Don Scoggins, president of Republicans for Black Empowerment, asked, "Where do we go from here?" on the blog Booker Rising. "Skin color aside, which within the Black community has perennially been a controversial topic, Senator Reid's apology . . . only confirms the unsaid feeling among many liberals who think they own everything related to civil rights and that the black community should be forever grateful yet [they] appear incredulous that an African American can speak proper English and actually embody what are regarded as white attributes even better than some of 'them'. "

Jill Tubman, a blogger on the liberal African American political site Jack and Jill Politics, said Reid's comments won't get a full airing because it is not a topic Obama wants to discuss. "I don't know what serenity prayer Obama says each day or what zen meditation allows him to breathe deeply with confronted with this kind of thing but he's going to need to share it with the rest of us African-Americans if he expects us to go along to get along like he does," wrote Tubman, who pronounced herself "deeply disappointed" by Reid.

If you read the WaPost article, Pew reports that 36% of voters say "race relations" have improved since Obama's election (and so 64 percent DON'T say that skin-color-associated issues have changed). Over the last year, there's been a twenty percent drop in Black's belief that Obama's election would improve color-associated American issues.

Only 13 percent of whites said Obama is paying too much attention to the concerns of blacks, and most blacks said Obama was paying the right amount of attention to their concerns. WaPost

Obama's got to be happy about that, because it means he's been successful in talking and doing sufficiently little specifically about Blacks that whites don't think we've been a focus of his attention.
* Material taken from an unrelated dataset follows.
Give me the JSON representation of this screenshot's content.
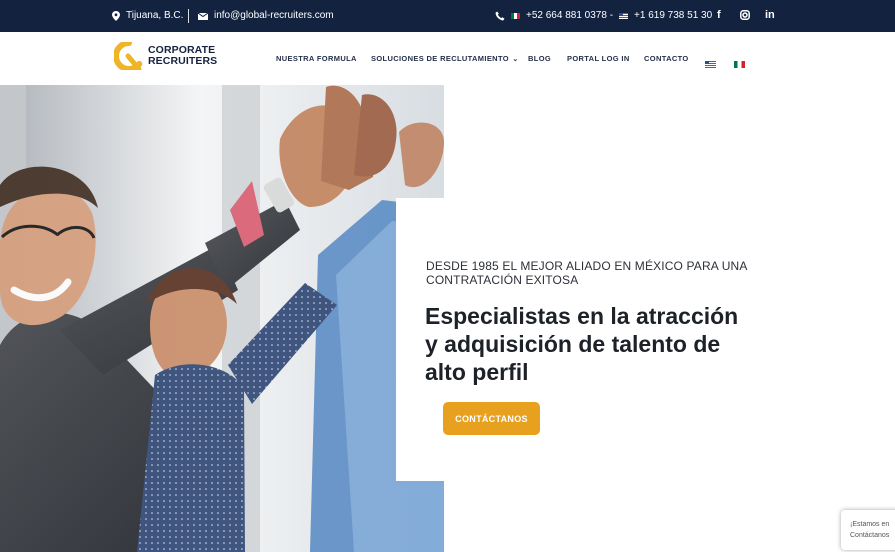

That bodes well for his re-election efforts, at least among whites.

Still, support for Obama among African Americans is even higher: 95 percent view him favorably. Among whites, 56 percent have a favorable view of the president and 38 percent of whites say their opinion of him is unfavorable, including 21 percent with a very unfavorable view. Last year at this time, 76 percent of whites gave Obama positive ratings. Pew's study attributed Obama's downward slide among whites to partisanship. Among white Democrats, nearly nine in 10 have a favorable view of Obama.